“I mean, nobody tells you that,” she said.
Mr. Shepherd credits Bobby Heugel, a prominent bar owner and restaurateur who was an original partner in Underbelly, for helping to create the restaurant’s ethic, including displaying photos of the people who inspired the food.
Two days after the Southern Smoke event in October, Mr. Shepherd ran into Mr. Heugel at Blacksmith, a coffee shop he co-owns. He introduced Mr. Heugel to a reporter as “the guy who helped start all of this.”
Mr. Heugel said later that he was surprised by the compliment. “He doesn’t usually say that kind of thing around other people,” he said. Mr. Shepherd, he added, seems to have grown into his current role. “He’s matured, and now recognizes his responsibility as a leader of our food scene.”
Before the arrival of the coronavirus, this year was gearing up to be Mr. Shepherd’s busiest yet. In addition to planning his wedding (it is the second marriage for both him and Ms. Brown), he has partnered with a meat producer to make Chris Shepherd’s Pecan Smoked Bacon Sausage, which he hopes eventually to sell at two Georgia James kiosks at NRG Stadium, home of the Houston Texans.

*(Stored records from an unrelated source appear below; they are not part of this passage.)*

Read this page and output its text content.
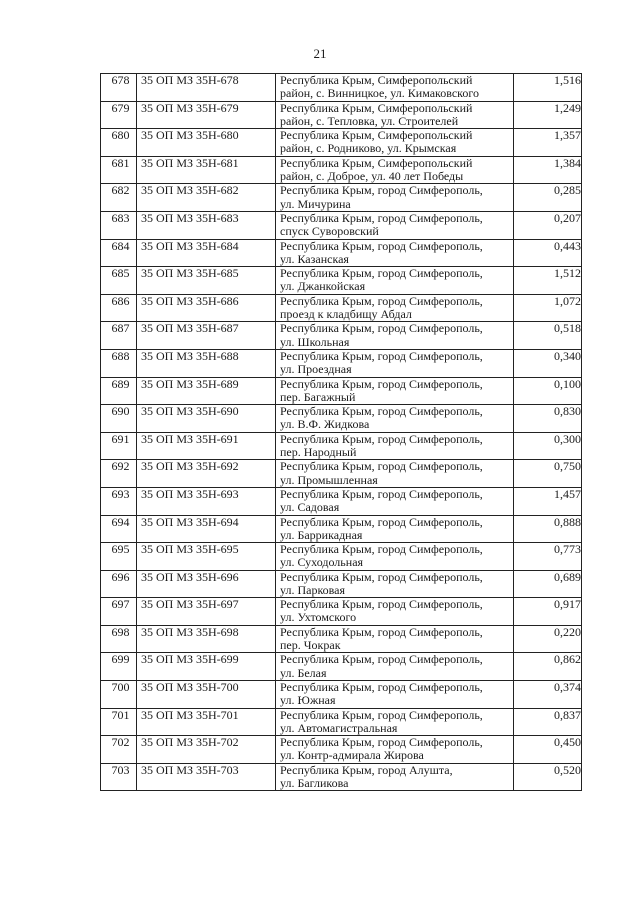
21
678	35 ОП МЗ 35Н-678	Республика Крым, Симферопольский
район, с. Винницкое, ул. Кимаковского	1,516
679	35 ОП МЗ 35Н-679	Республика Крым, Симферопольский
район, с. Тепловка, ул. Строителей	1,249
680	35 ОП МЗ 35Н-680	Республика Крым, Симферопольский
район, с. Родниково, ул. Крымская	1,357
681	35 ОП МЗ 35Н-681	Республика Крым, Симферопольский
район, с. Доброе, ул. 40 лет Победы	1,384
682	35 ОП МЗ 35Н-682	Республика Крым, город Симферополь,
ул. Мичурина	0,285
683	35 ОП МЗ 35Н-683	Республика Крым, город Симферополь,
спуск Суворовский	0,207
684	35 ОП МЗ 35Н-684	Республика Крым, город Симферополь,
ул. Казанская	0,443
685	35 ОП МЗ 35Н-685	Республика Крым, город Симферополь,
ул. Джанкойская	1,512
686	35 ОП МЗ 35Н-686	Республика Крым, город Симферополь,
проезд к кладбищу Абдал	1,072
687	35 ОП МЗ 35Н-687	Республика Крым, город Симферополь,
ул. Школьная	0,518
688	35 ОП МЗ 35Н-688	Республика Крым, город Симферополь,
ул. Проездная	0,340
689	35 ОП МЗ 35Н-689	Республика Крым, город Симферополь,
пер. Багажный	0,100
690	35 ОП МЗ 35Н-690	Республика Крым, город Симферополь,
ул. В.Ф. Жидкова	0,830
691	35 ОП МЗ 35Н-691	Республика Крым, город Симферополь,
пер. Народный	0,300
692	35 ОП МЗ 35Н-692	Республика Крым, город Симферополь,
ул. Промышленная	0,750
693	35 ОП МЗ 35Н-693	Республика Крым, город Симферополь,
ул. Садовая	1,457
694	35 ОП МЗ 35Н-694	Республика Крым, город Симферополь,
ул. Баррикадная	0,888
695	35 ОП МЗ 35Н-695	Республика Крым, город Симферополь,
ул. Суходольная	0,773
696	35 ОП МЗ 35Н-696	Республика Крым, город Симферополь,
ул. Парковая	0,689
697	35 ОП МЗ 35Н-697	Республика Крым, город Симферополь,
ул. Ухтомского	0,917
698	35 ОП МЗ 35Н-698	Республика Крым, город Симферополь,
пер. Чокрак	0,220
699	35 ОП МЗ 35Н-699	Республика Крым, город Симферополь,
ул. Белая	0,862
700	35 ОП МЗ 35Н-700	Республика Крым, город Симферополь,
ул. Южная	0,374
701	35 ОП МЗ 35Н-701	Республика Крым, город Симферополь,
ул. Автомагистральная	0,837
702	35 ОП МЗ 35Н-702	Республика Крым, город Симферополь,
ул. Контр-адмирала Жирова	0,450
703	35 ОП МЗ 35Н-703	Республика Крым, город Алушта,
ул. Багликова	0,520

Mr. Shepherd is also culinary director of the Houston Farmers Market, a 17-acre property in the North Heights neighborhood owned by MLB Capital Partners, co-owners of Underbelly Hospitality, Mr. Shepherd’s restaurant company.
Mr. Shepherd led this reporter on a tour of the historic market, where vendors sell produce and crafts. He’s helping to redevelop the property into something like Pike Place Market in Seattle: a culinary attraction with restaurants and stalls selling both grocery items and prepared food.
If the revamped market opens as scheduled early next year, Underbelly Hospitality will operate its own businesses in the roughly 230,000-square-foot space, including at least one of the restaurants tested at One Fifth. The rest of the tenants will be chosen by Mr. Shepherd to ensure they’re representative of Houston’s population.